From The Pen Of Frank Jackman
No question back in the late 1940s, and now too for that matter, the plight of the independent owner-operated trucker was tough. Long hours, high fuel prices, stale coffee and cakes, all made worst if one was dependent on the weather or delivered perishable time-sensitive commodities. That is why in the 1930s and 1940s leftist truckers from Minneapolis and guys like Jimmy Hoffa (the father) tried to organize these types into the Teamsters’ Union. Not everybody got the message or had the opportunity to join as was the case with the trucker, Nick (played by Richard Conte), out in the Frisco town area in the film under review, Jules Dassin’s Thieves' Highway.
The plotline is simplicity itself (the real plus here is the photography and the role of the vibrant streetwalker Rica, played by Valentina Cortese).
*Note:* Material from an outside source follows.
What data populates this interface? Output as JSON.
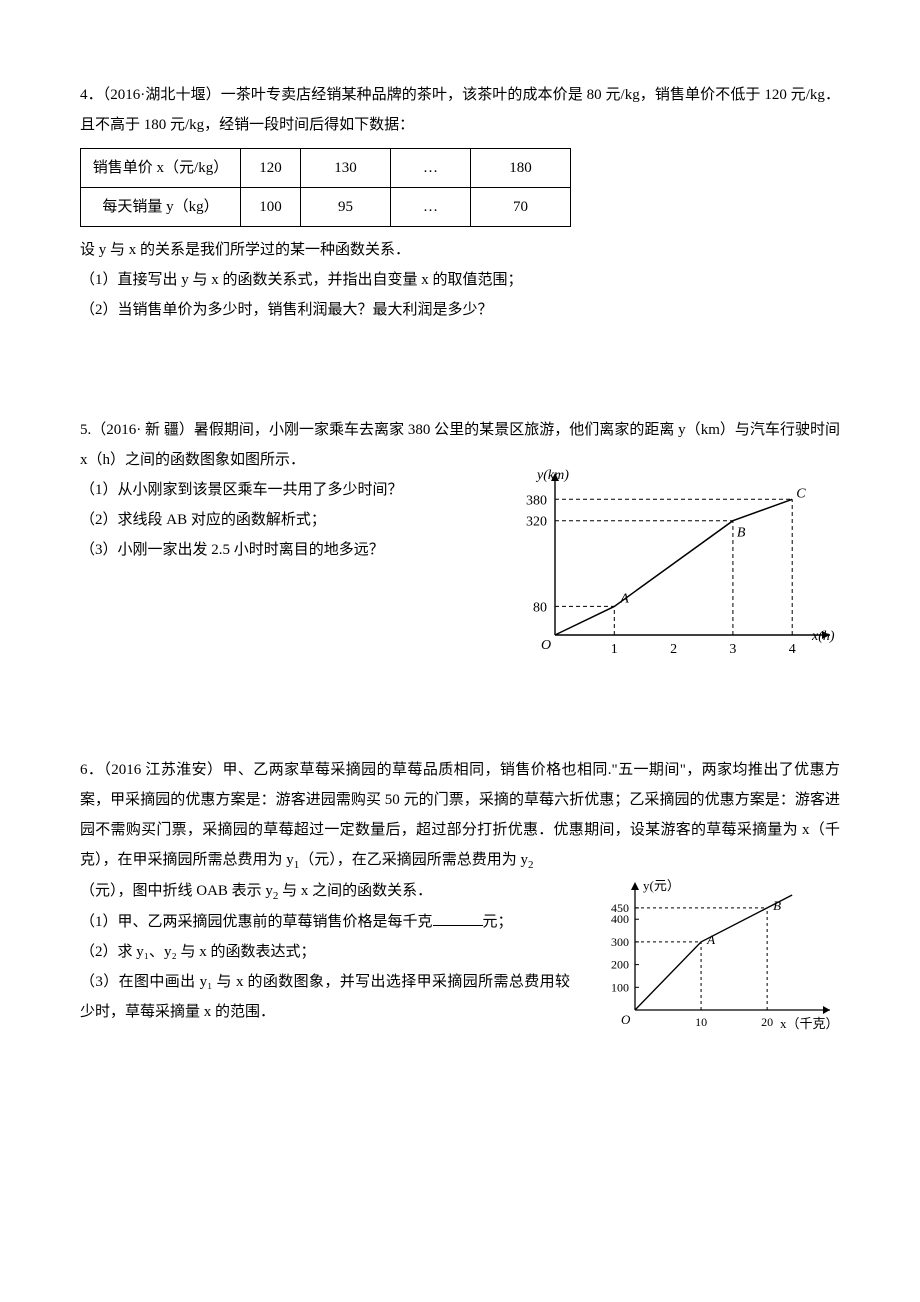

Nick returned from war expected to settle down to a white picket fence existence with his fiancée. Problem is that Nick’s father, a farmer, was a victim of a cockroach capitalist produce market honcho, Mike (played by Lee J. Cobb), who crippled him up. Nick vowed to make things right against this bad guy. And after a series of up and downs; selling produce at a good price: shacking up with a streetwalker with a heart of gold; being robbed on Mike’s orders of the proceeds, being dumped by his white picket fence-loving fiancée; and, finally giving Mike his just rewards he does avenge the family honor. And then sets up house with the streetwalker with the heart of gold (maybe not white picket but a house) as they trail off into the sunset together.